Now Sarah Palin had an excellent 2008 and a very good 2009 in policy and politics, first becoming a national figure, then using her profile to affect the national civil discourse. But she didn't actually do very much in 2010; in politics she probably changed the outcome of a few Republican primaries, but she won some and lost some in the general election, most famously failing in her home state attempt to defeat Senator Linda Murkowski. Otherwise, on politics and policy she tweeted and facebooked a few things that were of interest primarily because the mainstream media arbitrarily decided they were of interest. Oh, and she invented a word. Her real 2010, however, was dominated by her celebrity, not her politics. She starred in a reality-tv show and her daughter starred in another one. That's nice for her and her family, but it's not show business that National Journal is supposed to be covering.

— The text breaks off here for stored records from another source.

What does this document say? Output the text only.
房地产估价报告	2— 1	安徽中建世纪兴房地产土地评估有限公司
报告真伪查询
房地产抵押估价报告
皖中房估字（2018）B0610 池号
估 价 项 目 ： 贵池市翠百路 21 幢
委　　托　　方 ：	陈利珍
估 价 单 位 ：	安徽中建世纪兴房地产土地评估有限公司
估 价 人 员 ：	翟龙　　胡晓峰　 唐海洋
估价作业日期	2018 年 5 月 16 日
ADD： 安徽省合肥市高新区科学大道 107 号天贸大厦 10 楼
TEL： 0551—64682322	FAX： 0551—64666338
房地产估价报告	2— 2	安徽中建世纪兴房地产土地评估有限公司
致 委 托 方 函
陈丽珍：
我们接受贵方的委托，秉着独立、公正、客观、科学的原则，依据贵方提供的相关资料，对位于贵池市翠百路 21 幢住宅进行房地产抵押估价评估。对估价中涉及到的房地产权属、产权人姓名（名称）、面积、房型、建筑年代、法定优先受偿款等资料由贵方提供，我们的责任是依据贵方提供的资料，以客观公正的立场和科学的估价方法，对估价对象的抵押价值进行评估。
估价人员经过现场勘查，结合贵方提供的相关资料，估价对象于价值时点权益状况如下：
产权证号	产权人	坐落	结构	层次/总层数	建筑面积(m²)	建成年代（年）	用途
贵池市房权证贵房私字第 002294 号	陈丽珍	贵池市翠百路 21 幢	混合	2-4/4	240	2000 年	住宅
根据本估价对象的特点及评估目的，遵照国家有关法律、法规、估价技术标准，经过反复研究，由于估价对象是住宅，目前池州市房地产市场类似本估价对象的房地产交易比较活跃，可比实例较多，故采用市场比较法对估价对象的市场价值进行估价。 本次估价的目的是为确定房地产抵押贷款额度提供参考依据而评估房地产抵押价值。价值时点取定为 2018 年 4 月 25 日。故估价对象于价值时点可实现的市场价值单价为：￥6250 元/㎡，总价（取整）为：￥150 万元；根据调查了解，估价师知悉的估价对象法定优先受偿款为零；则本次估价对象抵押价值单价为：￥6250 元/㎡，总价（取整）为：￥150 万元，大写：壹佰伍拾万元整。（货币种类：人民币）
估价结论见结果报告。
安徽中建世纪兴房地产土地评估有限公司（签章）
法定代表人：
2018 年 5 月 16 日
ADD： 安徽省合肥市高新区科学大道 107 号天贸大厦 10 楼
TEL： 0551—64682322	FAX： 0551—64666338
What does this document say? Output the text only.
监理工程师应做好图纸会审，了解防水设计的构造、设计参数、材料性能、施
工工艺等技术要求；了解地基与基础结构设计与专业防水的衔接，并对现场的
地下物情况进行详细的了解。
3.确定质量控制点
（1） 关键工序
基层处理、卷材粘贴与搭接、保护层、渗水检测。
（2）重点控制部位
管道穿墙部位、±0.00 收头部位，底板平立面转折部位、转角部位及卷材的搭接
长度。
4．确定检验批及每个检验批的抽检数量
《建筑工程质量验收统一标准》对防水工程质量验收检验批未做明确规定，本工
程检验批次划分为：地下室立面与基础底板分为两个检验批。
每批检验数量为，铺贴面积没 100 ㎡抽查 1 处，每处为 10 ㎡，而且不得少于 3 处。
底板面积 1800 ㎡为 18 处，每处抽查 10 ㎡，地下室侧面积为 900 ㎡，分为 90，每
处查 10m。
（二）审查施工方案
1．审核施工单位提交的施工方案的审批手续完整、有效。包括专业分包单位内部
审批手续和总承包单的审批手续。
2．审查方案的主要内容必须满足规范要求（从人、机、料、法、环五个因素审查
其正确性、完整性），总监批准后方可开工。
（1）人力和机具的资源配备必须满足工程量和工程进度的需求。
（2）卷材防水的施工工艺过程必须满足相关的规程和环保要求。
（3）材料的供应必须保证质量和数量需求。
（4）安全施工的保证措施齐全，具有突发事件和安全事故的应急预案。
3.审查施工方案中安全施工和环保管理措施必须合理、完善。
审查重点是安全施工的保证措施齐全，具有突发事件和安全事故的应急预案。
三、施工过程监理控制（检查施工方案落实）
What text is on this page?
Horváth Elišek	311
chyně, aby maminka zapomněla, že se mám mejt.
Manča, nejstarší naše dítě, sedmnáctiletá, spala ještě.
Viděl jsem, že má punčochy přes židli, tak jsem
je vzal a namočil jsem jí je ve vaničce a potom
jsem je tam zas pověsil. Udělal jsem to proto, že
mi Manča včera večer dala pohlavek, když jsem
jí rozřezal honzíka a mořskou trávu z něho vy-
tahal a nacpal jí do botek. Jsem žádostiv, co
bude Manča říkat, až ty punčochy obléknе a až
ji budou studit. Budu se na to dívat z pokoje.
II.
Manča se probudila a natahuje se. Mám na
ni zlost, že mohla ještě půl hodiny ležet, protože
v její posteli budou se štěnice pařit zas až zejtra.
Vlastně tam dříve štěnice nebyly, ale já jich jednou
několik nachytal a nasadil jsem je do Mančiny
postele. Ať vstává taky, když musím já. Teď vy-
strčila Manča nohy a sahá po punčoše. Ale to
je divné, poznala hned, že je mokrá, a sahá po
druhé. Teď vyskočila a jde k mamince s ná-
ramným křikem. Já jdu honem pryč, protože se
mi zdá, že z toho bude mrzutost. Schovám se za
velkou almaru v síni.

But the ultimate stupidity of this list relates to Speaker of the House Nancy Pelosi. It is true that, unlike Obama, Pelosi will have begun the year as a Constitutional officer and end the year in opposition to the incoming Speaker John Boehner (rightfully tabbed as biggest winner), so she did in fact lose something. But she also won something this year: A sixty-year battle by the Democratic party to enact a right to health care coverage into federal law. And a seventeen-year battle for the rights of gays to serve in the military. It's like National Journal forgot that the reason for winning elections is to advance policy goals, not to simply win another election. Both she and the President explicitly stated that enacting health care reform was worth losing an election for. And so they enacted their policy preference and paid a price they were willing to pay. How is that losing? Sounds more like value given for value received. And strangely enough, I bet the Republicans like that trade off, too.
In fact, it seems like the only people unwilling to make that trade were the Blue Dog Democrats for whom self-aggrandizement and winning elections is the sole purpose of politics. For which attitude, they lost.
Making the United States of America the big winners this year.